Mais est-ce admissible, selon vous, que le bulletin d’analyse des accidents de la circulation ne soit pas tenu à jour, pour avoir une idée précise sur ce drame, comme vous dites ?
Ce que je peux dire, c’est que l’Etat a déployé beaucoup de moyens et a mis en place d’importants dispositifs pour juguler le mal. Aujourd’hui, il y a un programme important de renouvellement du parc, mais si la discipline et le respect du code de la route ne suivent pas, la situation ne changera pas rapidement. Il faut une prise de conscience nationale sur ces accidents choquants avec des contrôles encore plus stricts et des temps de repos obligatoires pour les chauffeurs de transport en commun.
Beaucoup d’argent ont été engloutis dans les programmes de lutte contre les inondations. Malgré tout, il a suffi d’une pluie pour que le spectre revienne ? Ne faudrait-il pas évaluer toutes ces dépenses, vous qui êtes une des chantres de la reddition des comptes ?
Nous vivons les conséquences directes du changement climatique avec les retards de pluies qui, depuis trois ans, rythment nos hivernages. Pour rappel, la large majorité de nos concitoyens vivent de l’agriculture,, donc c’est une préoccupation nationale. Il semble que l’hivernage s’installe partout. Nous prions Allah pour que les récoltes soient bonnes à l’arrivée. A Dakar, à part quelques incidents signalés, il faut reconnaître que les 100 milliards d’investissements pour l’assainissement de Dakar et sa banlieue en 2013 en valaient la peine. On aurait été en 2011, les pluies de ces derniers jours auraient été catastrophiques, à tout point de vue. Le plan de développement agricole également, tel que je le perçois, tend à développer les cultures de contresaison pour être moins dépendant de la pluie. C'est le sens des importants investissements dans la vallée du fleuve, de l’Anambé et des Niayes aussi.

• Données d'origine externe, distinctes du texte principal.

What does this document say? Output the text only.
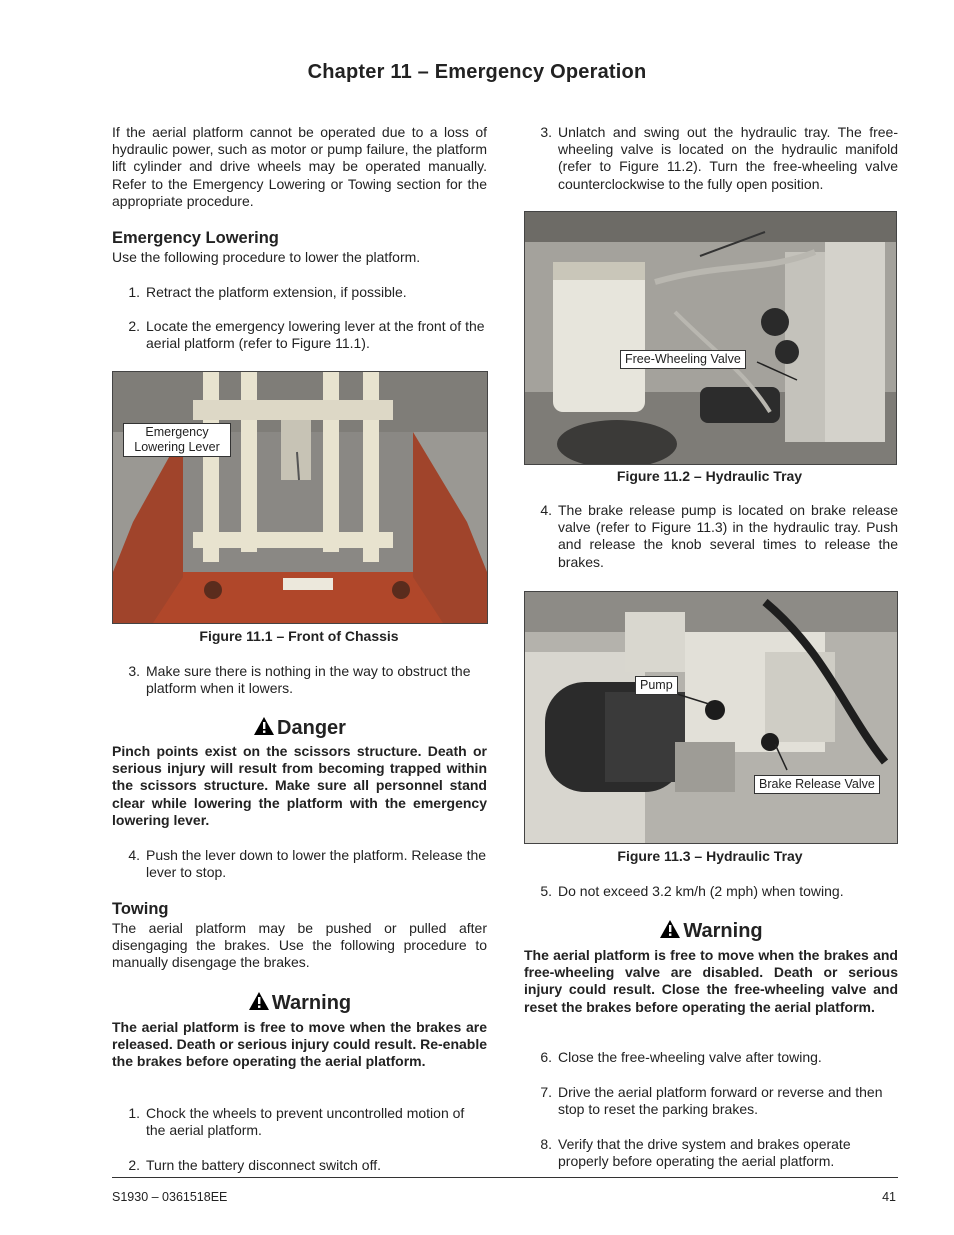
Chapter 11 – Emergency Operation
If the aerial platform cannot be operated due to a loss of hydraulic power, such as motor or pump failure, the platform lift cylinder and drive wheels may be operated manually. Refer to the Emergency Lowering or Towing section for the appropriate procedure.
Emergency Lowering
Use the following procedure to lower the platform.
1. Retract the platform extension, if possible.
2. Locate the emergency lowering lever at the front of the aerial platform (refer to Figure 11.1).
Emergency Lowering Lever
Figure 11.1 – Front of Chassis
3. Make sure there is nothing in the way to obstruct the platform when it lowers.
Danger
Pinch points exist on the scissors structure. Death or serious injury will result from becoming trapped within the scissors structure. Make sure all personnel stand clear while lowering the platform with the emergency lowering lever.
4. Push the lever down to lower the platform. Release the lever to stop.
Towing
The aerial platform may be pushed or pulled after disengaging the brakes. Use the following procedure to manually disengage the brakes.
Warning
The aerial platform is free to move when the brakes are released. Death or serious injury could result. Re-enable the brakes before operating the aerial platform.
1. Chock the wheels to prevent uncontrolled motion of the aerial platform.
2. Turn the battery disconnect switch off.
3. Unlatch and swing out the hydraulic tray. The free-wheeling valve is located on the hydraulic manifold (refer to Figure 11.2). Turn the free-wheeling valve counterclockwise to the fully open position.
Free-Wheeling Valve
Figure 11.2 – Hydraulic Tray
4. The brake release pump is located on brake release valve (refer to Figure 11.3) in the hydraulic tray. Push and release the knob several times to release the brakes.
Pump
Brake Release Valve
Figure 11.3 – Hydraulic Tray
5. Do not exceed 3.2 km/h (2 mph) when towing.
Warning
The aerial platform is free to move when the brakes and free-wheeling valve are disabled. Death or serious injury could result. Close the free-wheeling valve and reset the brakes before operating the aerial platform.
6. Close the free-wheeling valve after towing.
7. Drive the aerial platform forward or reverse and then stop to reset the parking brakes.
8. Verify that the drive system and brakes operate properly before operating the aerial platform.
S1930 – 0361518EE	41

Deux morts ont été recensés à Rebeuss, suite à des bousculades. Quel commentaire cela vous inspire ?
Tout le monde regrette ces deux pertes en vie humaine à la prison de Rebeuss. Il faut attendre l’enquête pour savoir exactement ce qui s’est passé. Comme ancien Garde des Sceaux, je reconnais que la situation de la prison de Rebeuss est difficile. L’Etat est sur un projet de délocalisation pour avoir un établissement pénitentiaire qui réponde davantage au nombre et aux normes.
Il est souvent déploré un déficit de spécialistes et de plateaux techniques adéquats dans les structures hospitalières. Ces questions ne doivent-elles pas être prioritaires par rapport à certains investissements comme le train express régional ?
Il y’a encore de nombreux défis à relever, mais beaucoup a été fait depuis 2012, avec la finalisation des travaux des hôpitaux de Ziguinchor et Fatick à l’arrêt depuis plusieurs années, les nouveaux hôpitaux de Diamniadio et de Guédiawaye, la nouvelle radiothérapie, le renforcement du matériel des hôpitaux de Principal et le Dantec avec des plateaux de dernière génération pour les maladies du cœur et également le renforcement des hôpitaux régionaux et centres de santé. Mais comme vous dites, il reste à faire, il nous faut plus de spécialistes. Aussi, il faut encourager les sciences et avoir plus d’élèves orientés vers la médecine et les sciences connexes.